La Quatrième Convention de Genève – dont Israël est signataire – et ses protocoles additionnels – qu’Israël n’a pas signés – sont interprétés comme exigeant que l’aide humanitaire soit fournie aux populations civiles en temps de guerre, avec toutefois des exceptions.

Des Palestiniens déplacés attendent une distribution de nourriture dans un point de distribution installé par des jeunes hommes de la famille Madhoun, à Beit Lahiya, dans le nord de la bande de Gaza, le 18 juillet 2024. (Omar Al-Qattaa/ AFP)

En outre, le droit international interdit l’utilisation de la famine comme arme de guerre et la Convention sur le génocide, qu’Israël a également signée, interdit à un pays de créer délibérément des conditions propices à l’anéantissement d’un groupe de personnes.

Selon le professeur Yuval Shany, de la Faculté de droit de l’Université hébraïque, l’UNRWA continuera néanmoins à apporter une aide humanitaire à la population civile de Gaza, confrontée à de graves privations et difficultés depuis le début du conflit.

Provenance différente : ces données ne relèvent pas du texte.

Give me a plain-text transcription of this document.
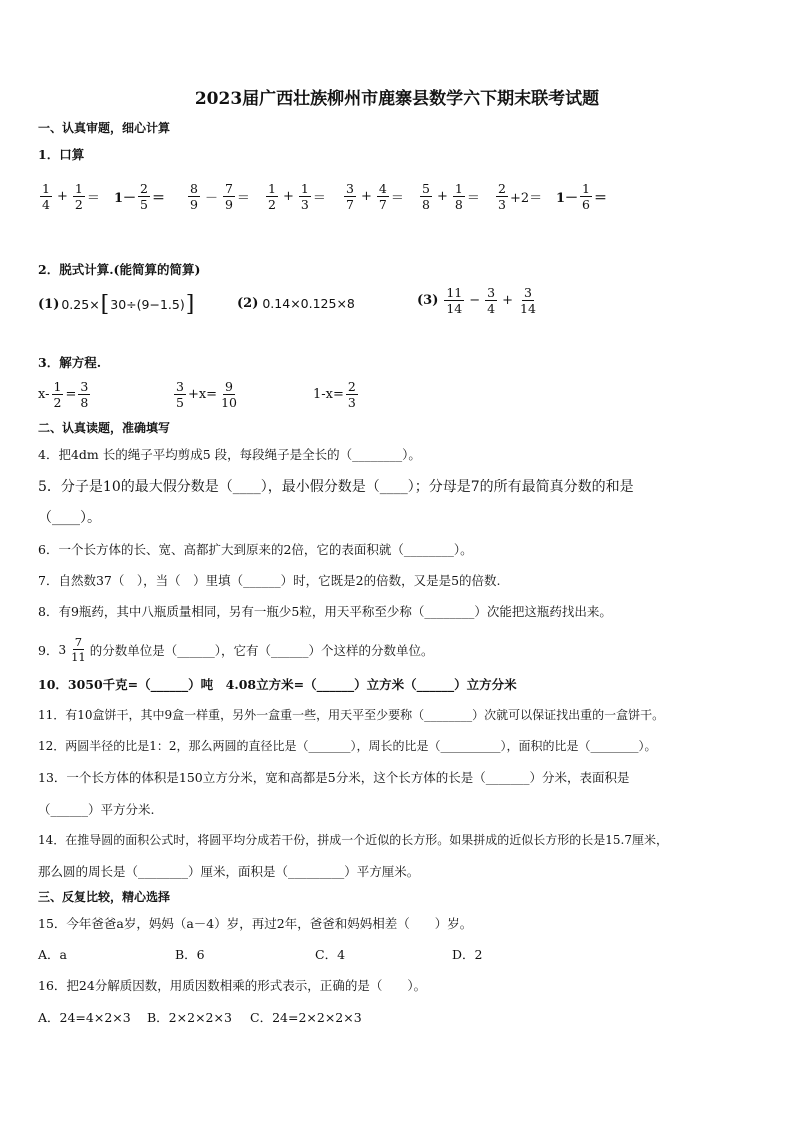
2023届广西壮族柳州市鹿寨县数学六下期末联考试题
一、认真审题，细心计算
1．口算
$\frac{1}{4} + \frac{1}{2} = 1- \frac{2}{5} = \frac{8}{9} - \frac{7}{9} = \frac{1}{2} + \frac{1}{3} = \frac{3}{7} + \frac{4}{7} = \frac{5}{8} + \frac{1}{8} = \frac{2}{3} +2= 1- \frac{1}{6}$ ＝
2．脱式计算.(能简算的简算)
(1) 0.25× [ 30÷(9−1.5) ]	(2) 0.14×0.125×8	$(3) \frac{11}{14} - \frac{3}{4} + \frac{3}{14}$
3．解方程.
$x- \frac{1}{2} = \frac{3}{8}$	$\frac{3}{5} +x= \frac{9}{10}$	$1-x= \frac{2}{3}$
二、认真读题，准确填写
4．把4dm 长的绳子平均剪成5 段，每段绳子是全长的（________）。
5．分子是10的最大假分数是（____），最小假分数是（____）；分母是7的所有最简真分数的和是
（____）。
6．一个长方体的长、宽、高都扩大到原来的2倍，它的表面积就（________）。
7．自然数37（　），当（　）里填（______）时，它既是2的倍数，又是是5的倍数.
8．有9瓶药，其中八瓶质量相同，另有一瓶少5粒，用天平称至少称（________）次能把这瓶药找出来。
9． $3 \frac{7}{11}$ 的分数单位是（______），它有（______）个这样的分数单位。
10．3050千克=（______）吨　4.08立方米=（______）立方米（______）立方分米
11．有10盒饼干，其中9盒一样重，另外一盒重一些，用天平至少要称（________）次就可以保证找出重的一盒饼干。
12．两圆半径的比是1：2，那么两圆的直径比是（_______），周长的比是（__________），面积的比是（________）。
13．一个长方体的体积是150立方分米，宽和高都是5分米，这个长方体的长是（_______）分米，表面积是
（______）平方分米.
14．在推导圆的面积公式时，将圆平均分成若干份，拼成一个近似的长方形。如果拼成的近似长方形的长是15.7厘米，
那么圆的周长是（________）厘米，面积是（_________）平方厘米。
三、反复比较，精心选择
15．今年爸爸a岁，妈妈（a－4）岁，再过2年，爸爸和妈妈相差（　　）岁。
A．a	B．6	C．4	D．2
16．把24分解质因数，用质因数相乘的形式表示，正确的是（　　）。
A．24=4×2×3 B．2×2×2×3 C．24=2×2×2×3
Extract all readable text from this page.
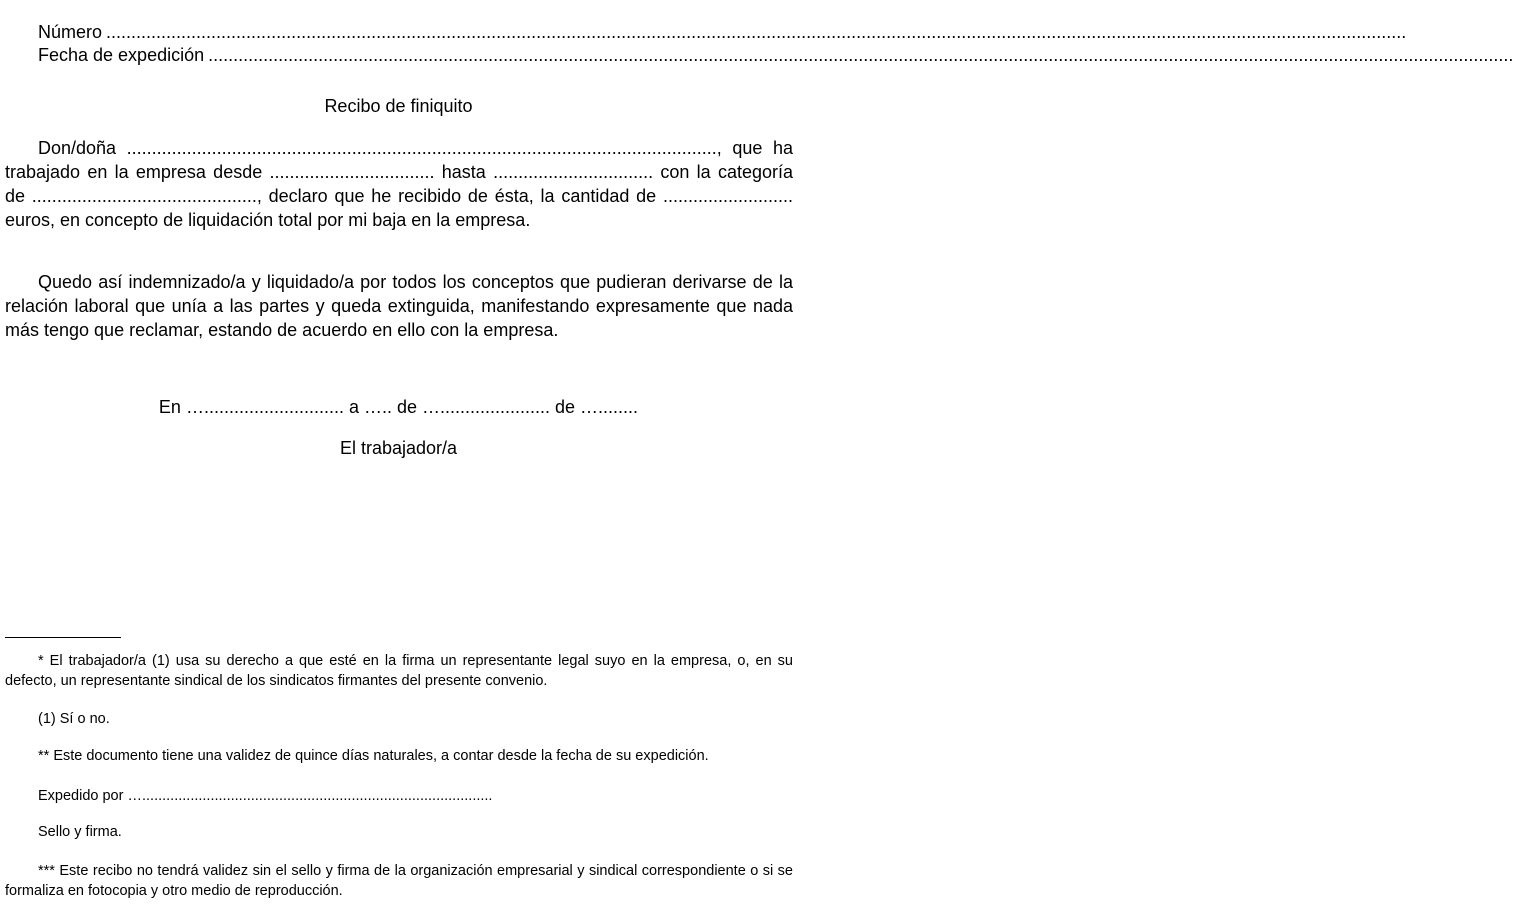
Número ....................................................................................................................................................................................................................................................................
Fecha de expedición .....................................................................................................................................................................................................................................................................
Recibo de finiquito

Don/doña ......................................................................................................................, que ha trabajado en la empresa desde ................................. hasta ................................ con la categoría de ............................................., declaro que he recibido de ésta, la cantidad de .......................... euros, en concepto de liquidación total por mi baja en la empresa.

Quedo así indemnizado/a y liquidado/a por todos los conceptos que pudieran derivarse de la relación laboral que unía a las partes y queda extinguida, manifestando expresamente que nada más tengo que reclamar, estando de acuerdo en ello con la empresa.

En …............................ a ….. de …...................... de …........
El trabajador/a

* El trabajador/a (1) usa su derecho a que esté en la firma un representante legal suyo en la empresa, o, en su defecto, un representante sindical de los sindicatos firmantes del presente convenio.

(1) Sí o no.
** Este documento tiene una validez de quince días naturales, a contar desde la fecha de su expedición.
Expedido por ….......................................................................................
Sello y firma.

*** Este recibo no tendrá validez sin el sello y firma de la organización empresarial y sindical correspondiente o si se formaliza en fotocopia y otro medio de reproducción.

« Si vous avez l’obligation de répondre aux besoins de la population locale mais que vous refusez à l’organisation chargée de le faire la capacité de le faire, alors vous vous préparez à ne plus remplir vos obligations », explique Shany.

Il ajoute que le gouvernement n’a pas proposé d’alternative à l’UNRWA – une organisation dont il dit ne pas être un « fan » – et que le délai fixé par la loi – 90 jours – alors que les combats font toujours rage, « n’a pas semble très réaliste.

Les remarques de Shany ont été reprises par de hauts responsables de l’ONU, à commencer par le chef de l’Organisation mondiale de la santé (OMS), le secrétaire général de l’ONU et le chef de l’UNRWA.

Le directeur général de l’OMS, Tedros Adhanom Ghebreyesus, a qualifié l’UNRWA de « bouée de sauvetage indispensable pour le peuple palestinien » et a déclaré que la nouvelle loi « interdisant à l’UNRWA de sauver des vies et de protéger la santé » [des populations] » aurait des « conséquences dévastatrices ».

Il a ajouté : « Cela contrevient aux obligations et responsabilités d’Israël et menace la vie et la santé de tous ceux qui dépendent de l’UNRWA. »

L’organisation Adalah, qui fournit une aide juridique aux Arabes en Israël et aux Palestiniens sous contrôle israélien, parle de la culpabilité d’Israël en cas de conséquences humanitaires catastrophiques pour les civils palestiniens à Gaza.

Cette loi, explique Adalah dans un communiqué de presse, « viole plusieurs obligations internationales d’Israël, notamment celles découlant de la Convention sur le génocide et du Statut de Rome de la Cour pénale internationale », une allusion à la responsabilité pénale.